Suara.com - Memanasnya isu kerusuhan yang dipicu penurunan bendera Merah Putih di Banda Aceh pada 15 Agustus 2026 lalu serta masih berlanjutnya konflik kekerasan di Papua mendapat banyak sorotan. Beberapa pihak menilai hal tersebut terjadi lantaran adanya pengabaian pemerintah pusat terhadap masyarakat di daerah.
Mantan Panglima TNI Jenderal (Purn) Gatot Nurmantyo berpendapat kejadian-kejadian tersebut disebabkan makin besarnya jurang ketimpangan antara kebijakan pemerintah pusat dan kesejahteraan daerah.
Pada kasus di Aceh, Gatot menduga hal itu dipicu oleh ketidaksigapan pemerintah pusat dalam menangani dampak bencana banjir bandang yang meluluhlantakkan daerah yang dijuluki Serambi Mekkah itu pada akhir November 2025 lalu.
Apalagi, kebijakan efisiensi anggaran yang diterapkan Presiden Prabowo Subianto dengan mengurangi anggaran Transfer ke Daerah (TKD) memberikan dampak pada ketidaksanggupan APBD pemerintah daerah dalam menangani bencana.
"Urat nadi ekonomi di daerah itu adalah APBD. Ketika APBD dikurangi, urat nadi itu akan terhambat," kata Gatot dalam webinar Kamu Bertanya, Jenderal Gatot Menjawab pada Rabu (19/8/2026).
Lulusan Akmil 1982 itu juga menilai kerusuhan tersebut merupakan bentuk kemarahan warga Aceh yang terakumulasi selama beberapa waktu terakhir. Padahal, masyarakat Aceh mempunyai kontribusi besar pada masa awal kemerdekaan.
Oleh karena itu, ia menyarankan pemerintah membaca peristiwa tersebut sebagai alarm pengingat agar kemarahan serupa tidak menjalar ke berbagai daerah lain.
Ia juga menegaskan kasus-kasus kerusuhan tersebut tidak hanya bisa dilihat dari satu sudut pandang, tetapi harus ditelusuri secara jauh lebih komprehensif untuk menemukan akar persoalannya.
Selain di Aceh, isu serupa juga masih dialami masyarakat Papua yang dilanda konflik antara TNI dan TPN-PB.
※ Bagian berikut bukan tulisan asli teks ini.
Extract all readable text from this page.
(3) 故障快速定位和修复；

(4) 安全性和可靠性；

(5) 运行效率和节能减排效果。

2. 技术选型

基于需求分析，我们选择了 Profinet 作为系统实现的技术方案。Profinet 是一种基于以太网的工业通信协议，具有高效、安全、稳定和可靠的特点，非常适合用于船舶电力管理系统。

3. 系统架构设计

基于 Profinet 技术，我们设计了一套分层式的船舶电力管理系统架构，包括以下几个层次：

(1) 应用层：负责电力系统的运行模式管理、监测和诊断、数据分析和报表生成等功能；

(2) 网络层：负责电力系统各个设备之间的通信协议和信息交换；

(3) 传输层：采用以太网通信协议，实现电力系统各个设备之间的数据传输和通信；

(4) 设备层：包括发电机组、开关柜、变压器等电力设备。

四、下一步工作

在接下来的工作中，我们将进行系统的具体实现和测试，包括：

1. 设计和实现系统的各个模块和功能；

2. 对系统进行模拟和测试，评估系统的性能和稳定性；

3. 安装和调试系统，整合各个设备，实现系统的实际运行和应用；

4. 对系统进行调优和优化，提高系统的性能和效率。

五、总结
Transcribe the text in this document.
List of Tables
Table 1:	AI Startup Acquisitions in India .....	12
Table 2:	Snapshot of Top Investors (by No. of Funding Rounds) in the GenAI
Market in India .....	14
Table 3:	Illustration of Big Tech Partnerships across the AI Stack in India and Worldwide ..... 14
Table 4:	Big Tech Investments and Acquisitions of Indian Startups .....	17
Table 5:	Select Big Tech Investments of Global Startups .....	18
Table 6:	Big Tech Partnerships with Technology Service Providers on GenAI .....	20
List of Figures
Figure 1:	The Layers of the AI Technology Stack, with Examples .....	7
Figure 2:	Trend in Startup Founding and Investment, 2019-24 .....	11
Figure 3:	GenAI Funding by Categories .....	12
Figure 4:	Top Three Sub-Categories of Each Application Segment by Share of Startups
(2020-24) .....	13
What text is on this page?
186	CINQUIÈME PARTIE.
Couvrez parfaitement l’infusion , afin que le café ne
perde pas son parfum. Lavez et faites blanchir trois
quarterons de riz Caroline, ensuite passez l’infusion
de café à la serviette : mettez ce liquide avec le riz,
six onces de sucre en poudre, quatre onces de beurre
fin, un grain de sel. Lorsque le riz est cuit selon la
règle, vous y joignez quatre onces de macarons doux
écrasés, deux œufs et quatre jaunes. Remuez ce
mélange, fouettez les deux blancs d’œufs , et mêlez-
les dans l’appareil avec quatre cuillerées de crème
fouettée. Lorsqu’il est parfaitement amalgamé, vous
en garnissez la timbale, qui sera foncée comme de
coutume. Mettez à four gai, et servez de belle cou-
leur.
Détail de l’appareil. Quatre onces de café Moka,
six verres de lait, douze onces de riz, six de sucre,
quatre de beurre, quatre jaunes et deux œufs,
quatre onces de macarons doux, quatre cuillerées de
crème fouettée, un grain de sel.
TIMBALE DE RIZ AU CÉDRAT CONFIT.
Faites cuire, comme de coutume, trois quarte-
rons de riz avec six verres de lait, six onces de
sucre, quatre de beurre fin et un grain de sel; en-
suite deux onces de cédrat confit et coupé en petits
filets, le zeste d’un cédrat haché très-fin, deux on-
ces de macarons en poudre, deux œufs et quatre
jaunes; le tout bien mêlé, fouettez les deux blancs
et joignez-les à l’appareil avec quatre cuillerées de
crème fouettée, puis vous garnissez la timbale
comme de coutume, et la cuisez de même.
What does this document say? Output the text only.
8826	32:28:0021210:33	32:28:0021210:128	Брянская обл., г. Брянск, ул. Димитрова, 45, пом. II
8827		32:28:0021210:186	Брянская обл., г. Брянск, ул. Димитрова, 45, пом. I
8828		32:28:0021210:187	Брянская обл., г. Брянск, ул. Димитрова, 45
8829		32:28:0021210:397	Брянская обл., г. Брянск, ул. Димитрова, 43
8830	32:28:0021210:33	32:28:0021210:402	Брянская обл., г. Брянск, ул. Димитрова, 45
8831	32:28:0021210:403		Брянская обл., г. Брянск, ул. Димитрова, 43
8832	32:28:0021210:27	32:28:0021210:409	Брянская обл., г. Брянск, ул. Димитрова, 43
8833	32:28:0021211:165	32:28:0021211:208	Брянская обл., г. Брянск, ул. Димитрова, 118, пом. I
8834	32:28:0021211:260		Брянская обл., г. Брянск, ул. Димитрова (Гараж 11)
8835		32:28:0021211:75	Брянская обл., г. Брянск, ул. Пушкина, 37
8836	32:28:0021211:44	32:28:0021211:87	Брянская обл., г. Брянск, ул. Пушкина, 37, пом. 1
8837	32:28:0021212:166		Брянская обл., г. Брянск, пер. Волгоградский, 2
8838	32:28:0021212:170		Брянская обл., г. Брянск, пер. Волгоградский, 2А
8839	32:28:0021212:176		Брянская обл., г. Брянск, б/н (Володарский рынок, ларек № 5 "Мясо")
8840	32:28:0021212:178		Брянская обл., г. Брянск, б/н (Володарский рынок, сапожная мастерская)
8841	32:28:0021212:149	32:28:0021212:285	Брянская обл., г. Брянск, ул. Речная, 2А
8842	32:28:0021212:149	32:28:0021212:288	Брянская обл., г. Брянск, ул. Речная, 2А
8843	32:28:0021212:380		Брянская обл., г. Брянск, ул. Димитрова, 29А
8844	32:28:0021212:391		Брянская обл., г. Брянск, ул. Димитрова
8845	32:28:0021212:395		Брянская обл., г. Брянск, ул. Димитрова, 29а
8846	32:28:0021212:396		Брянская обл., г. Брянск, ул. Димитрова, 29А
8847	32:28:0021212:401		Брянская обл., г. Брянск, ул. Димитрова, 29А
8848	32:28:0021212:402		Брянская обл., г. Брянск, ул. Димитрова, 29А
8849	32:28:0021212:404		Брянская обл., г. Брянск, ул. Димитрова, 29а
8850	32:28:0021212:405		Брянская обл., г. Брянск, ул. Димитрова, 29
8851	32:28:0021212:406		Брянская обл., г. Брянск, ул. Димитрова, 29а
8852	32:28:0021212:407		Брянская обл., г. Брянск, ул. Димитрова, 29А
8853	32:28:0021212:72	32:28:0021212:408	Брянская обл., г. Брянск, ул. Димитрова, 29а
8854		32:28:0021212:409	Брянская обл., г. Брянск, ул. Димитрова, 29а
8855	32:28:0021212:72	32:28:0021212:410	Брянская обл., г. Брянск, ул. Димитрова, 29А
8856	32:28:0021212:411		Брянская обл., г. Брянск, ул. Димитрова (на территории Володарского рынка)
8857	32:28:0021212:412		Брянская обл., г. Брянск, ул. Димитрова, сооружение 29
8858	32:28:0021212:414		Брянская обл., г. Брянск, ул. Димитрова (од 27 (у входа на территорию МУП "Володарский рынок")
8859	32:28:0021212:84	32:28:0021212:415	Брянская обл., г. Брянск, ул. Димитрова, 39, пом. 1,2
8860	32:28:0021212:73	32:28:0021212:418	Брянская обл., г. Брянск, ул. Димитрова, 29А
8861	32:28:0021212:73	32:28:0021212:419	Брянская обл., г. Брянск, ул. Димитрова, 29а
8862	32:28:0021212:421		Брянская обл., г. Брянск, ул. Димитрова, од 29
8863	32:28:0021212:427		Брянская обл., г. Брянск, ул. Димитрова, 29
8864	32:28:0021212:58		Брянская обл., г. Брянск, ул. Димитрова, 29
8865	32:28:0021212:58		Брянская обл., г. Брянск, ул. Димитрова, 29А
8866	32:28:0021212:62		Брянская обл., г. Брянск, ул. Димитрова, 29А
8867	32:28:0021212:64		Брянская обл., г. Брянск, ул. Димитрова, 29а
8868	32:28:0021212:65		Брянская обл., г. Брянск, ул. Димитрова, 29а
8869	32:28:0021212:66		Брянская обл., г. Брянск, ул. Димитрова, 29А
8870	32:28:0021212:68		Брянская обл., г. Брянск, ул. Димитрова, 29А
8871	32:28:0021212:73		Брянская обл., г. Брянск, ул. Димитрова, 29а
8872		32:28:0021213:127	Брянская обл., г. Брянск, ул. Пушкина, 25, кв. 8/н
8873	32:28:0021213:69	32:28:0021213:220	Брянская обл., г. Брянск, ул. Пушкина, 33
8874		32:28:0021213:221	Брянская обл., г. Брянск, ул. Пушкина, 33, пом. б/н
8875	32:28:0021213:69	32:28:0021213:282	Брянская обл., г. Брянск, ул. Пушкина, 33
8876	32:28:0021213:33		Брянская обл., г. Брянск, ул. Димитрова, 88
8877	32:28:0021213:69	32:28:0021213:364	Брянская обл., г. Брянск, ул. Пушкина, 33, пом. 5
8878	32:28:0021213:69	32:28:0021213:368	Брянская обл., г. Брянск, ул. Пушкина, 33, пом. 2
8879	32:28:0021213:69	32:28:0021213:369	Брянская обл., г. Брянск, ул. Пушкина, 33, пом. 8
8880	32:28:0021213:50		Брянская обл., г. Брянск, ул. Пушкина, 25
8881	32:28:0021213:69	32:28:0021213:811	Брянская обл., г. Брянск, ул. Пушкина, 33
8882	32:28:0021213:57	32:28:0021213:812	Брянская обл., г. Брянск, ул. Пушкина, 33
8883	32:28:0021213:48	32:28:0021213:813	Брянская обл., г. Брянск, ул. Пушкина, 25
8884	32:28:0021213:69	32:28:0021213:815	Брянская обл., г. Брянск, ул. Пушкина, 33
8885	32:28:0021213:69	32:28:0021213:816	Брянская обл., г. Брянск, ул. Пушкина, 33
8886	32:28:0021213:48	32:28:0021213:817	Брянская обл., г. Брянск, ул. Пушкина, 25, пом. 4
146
Alih-alih menggunakan pendekatan kekerasan, Gatot menyarankan pemerintah lebih membuka ruang dialog untuk dapat memahami tuntutan masyarakat di daerah.
"Seharusnya tidak melakukan operasi tempur, tetapi operasi teritorial untuk merebut hati dan pikiran rakyat," tegasnya.